Beni, iktidarın kaza sonrası tavır ve üslubundan da çok, İslamcı
veya muhafazakâr basının tavrı üzdü, hayal kırıklığına uğrattı.
Zira, hadi, iktidarın tavrı, Türkiye'nin siyasal kültürü
çerçevesinde alışıldık bir durum, ya başörtüsü, konu imam-hatip
okulları olunca demokratlığı bayrak yapan medyanın tavrını nasıl
açıklayacağız? Türban konusunda da, imam-hatip konusunda da ne
düşündüğümü, beni okuyan herkes biliyor, ama, sorulması gereken
önemli bir soruyu es geçemeyiz; demokrasinin, hatta insanlığın
sınırı başörtüsü ve imam-hatiple mi başlayıp bitiyor? Görünen o ki,
bazıları için öyle. Öyle olduğu için de, bu sorunlara sahip çıkmak
giderek zorlaşıyor, ikna ediciliğini, saygınlığını yitiriyor. Bakın
kazanın hemen ertesinde, kraldan çok kralcılığa soyunan Vakit
gazetesinin manşeti şu; 'Makinist hatası'! Baş köşede, Ali
Karahasanoğlu, olayın sorumluluğunu, hükümet ve münhasıran bu
seferi alelacele başlatan bakanlık hariç, her şeye fatura etme
çabası içinde, 'Bilim adamları filim adamı olursa!...' (24 Temmuz
2004) başlıklı bir mantık şaheseri döşenmiş. Efendim, Türkiye'de
bilime saygı o kadar zedelenmiş ki, o nedenle, kimse bilim
adamlarına güvenemez olmuş. Bununla bitmiyor, ertesi ve bir sonraki
gün devamı geliyor; 'Kazanın baş sorumlusu YÖK!' (25 Temmuz) ve
'Yoksa makinist İLH'li miymiş?' (26 Temmuz). Bu mantık silsilesi
içinde iş geliyor, 'Niçin Türkiye'de makinist yetiştiren yüksekokul
yok?' sorusuna kadar dayanıyor. Bu noktadan sonra, gazetede
yayımlanan, diğer savunma yazılarına değinmeyi gereksiz buluyorum.

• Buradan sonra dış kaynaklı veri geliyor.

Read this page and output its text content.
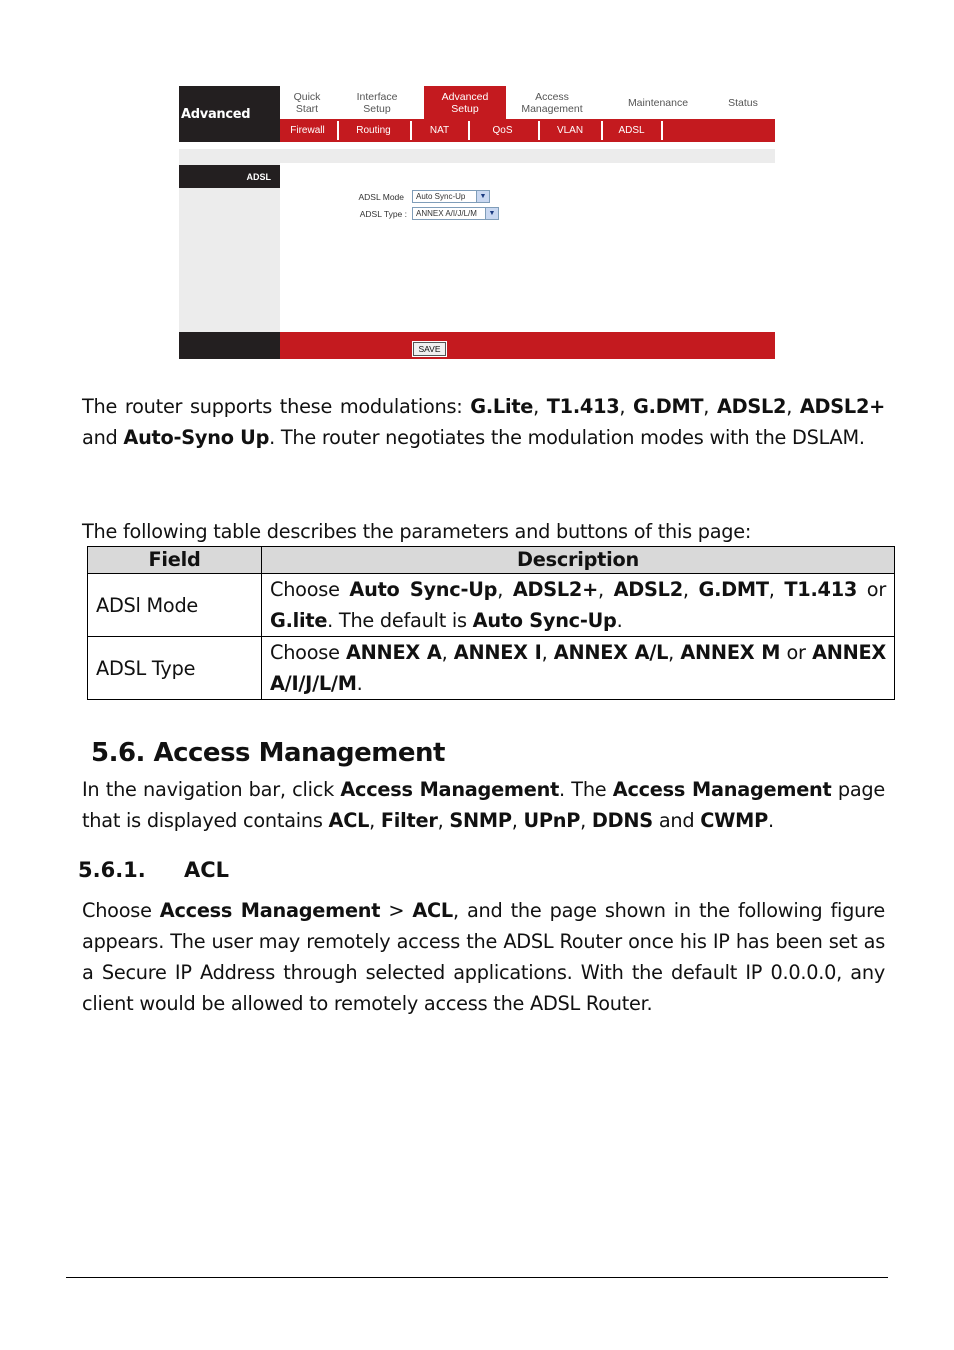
Advanced
Quick
Start
Interface
Setup
Advanced
Setup
Access
Management	Maintenance	Status
Firewall	Routing	NAT	QoS	VLAN	ADSL
ADSL
ADSL Mode	Auto Sync-Up	▼
ADSL Type :	ANNEX A/I/J/L/M	▼
SAVE
The router supports these modulations: G.Lite, T1.413, G.DMT, ADSL2, ADSL2+ and Auto-Syno Up. The router negotiates the modulation modes with the DSLAM.
The following table describes the parameters and buttons of this page:
Field	Description
ADSl Mode	Choose Auto Sync-Up, ADSL2+, ADSL2, G.DMT, T1.413 or G.lite. The default is Auto Sync-Up.
ADSL Type	Choose ANNEX A, ANNEX I, ANNEX A/L, ANNEX M or ANNEX A/I/J/L/M.
5.6. Access Management
In the navigation bar, click Access Management. The Access Management page that is displayed contains ACL, Filter, SNMP, UPnP, DDNS and CWMP.
5.6.1. ACL
Choose Access Management > ACL, and the page shown in the following figure appears. The user may remotely access the ADSL Router once his IP has been set as a Secure IP Address through selected applications. With the default IP 0.0.0.0, any client would be allowed to remotely access the ADSL Router.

Irak tezkeresi konusunda, son derece çoksesli, mesafeli bir yayın
yapan Yeni Şafak gazetesi de, bu kazaya kurban gitmiş vaziyette.
Daha sonraki günlerde, Kürşat Bumin, Ali Bayramoğlu, Akif Emre gibi
köşe yazarları eleştirilerini dile getiriyorlar, ancak, kazanın
hemen ertesinde Yeni Şafak, 'resmi gazete' gibi; Cumartesi manşet;
Ulaştırma Bakanı'nın beyanı, ertesi gün ise, '20 saniyelik hata'.

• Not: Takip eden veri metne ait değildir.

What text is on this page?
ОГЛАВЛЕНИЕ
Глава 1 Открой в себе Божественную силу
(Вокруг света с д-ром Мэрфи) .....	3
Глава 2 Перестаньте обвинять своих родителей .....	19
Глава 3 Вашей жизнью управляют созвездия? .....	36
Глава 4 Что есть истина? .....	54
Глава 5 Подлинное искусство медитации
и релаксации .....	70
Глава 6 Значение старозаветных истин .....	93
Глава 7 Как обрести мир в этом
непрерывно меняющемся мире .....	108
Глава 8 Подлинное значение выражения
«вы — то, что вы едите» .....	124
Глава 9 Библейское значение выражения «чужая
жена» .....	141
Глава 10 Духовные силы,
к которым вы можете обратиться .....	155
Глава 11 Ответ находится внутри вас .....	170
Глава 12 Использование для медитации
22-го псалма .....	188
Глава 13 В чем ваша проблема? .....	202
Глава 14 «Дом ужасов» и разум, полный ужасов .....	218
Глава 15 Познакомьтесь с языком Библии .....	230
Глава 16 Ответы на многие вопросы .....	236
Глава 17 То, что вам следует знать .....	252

Daha kötüsü, başyazarlardan ve saygın bir isim olan Ahmet
Taşgetiren'in, kazadan sorumlu olanlar yerine, onu eleştirenleri ,
hükümeti 'ayak sürçtüğü anda üzerine çullanmaya hazır' diyerek
suçladığı, 26 Temmuz tarihli yazısı. Dahası, Yalçın Akdoğan'ın,
'Tren kazası ve meslek ahlakı' başlıklı talihsiz yazısı! Dikkatiniz
çekerim, eleştirel basını, 'siyasal mühendislik'le suçlayan
Akdoğan, Başbakan'ın danışmanlarından. Malum, 'siyasal mühendislik'
muhayyel bir yakıştırma, ama Başbakanlık danışmanlığı değil.
Nitekim, gerek kendisinin, gerek, milletvekili-danışman Ömer
Çelik'in Sabah gazetesindeki yazılarında danışmanlıkla,
'savunmanlık', (Vakit gazetesindeki yazıların düzeyinde olmasa da)
fazlasıyla karışmış vaziyette. Bu durumda, meslek ahlakından söz
edilecekse, iktidar danışmanı olan kimselerin köşe yazarlığı
konusundan başlamakta yarar var. Sözün kısası, tren kazası, başta
da söylediğim gibi, tam bir demokrasi kazasına dönüşmüş vaziyette.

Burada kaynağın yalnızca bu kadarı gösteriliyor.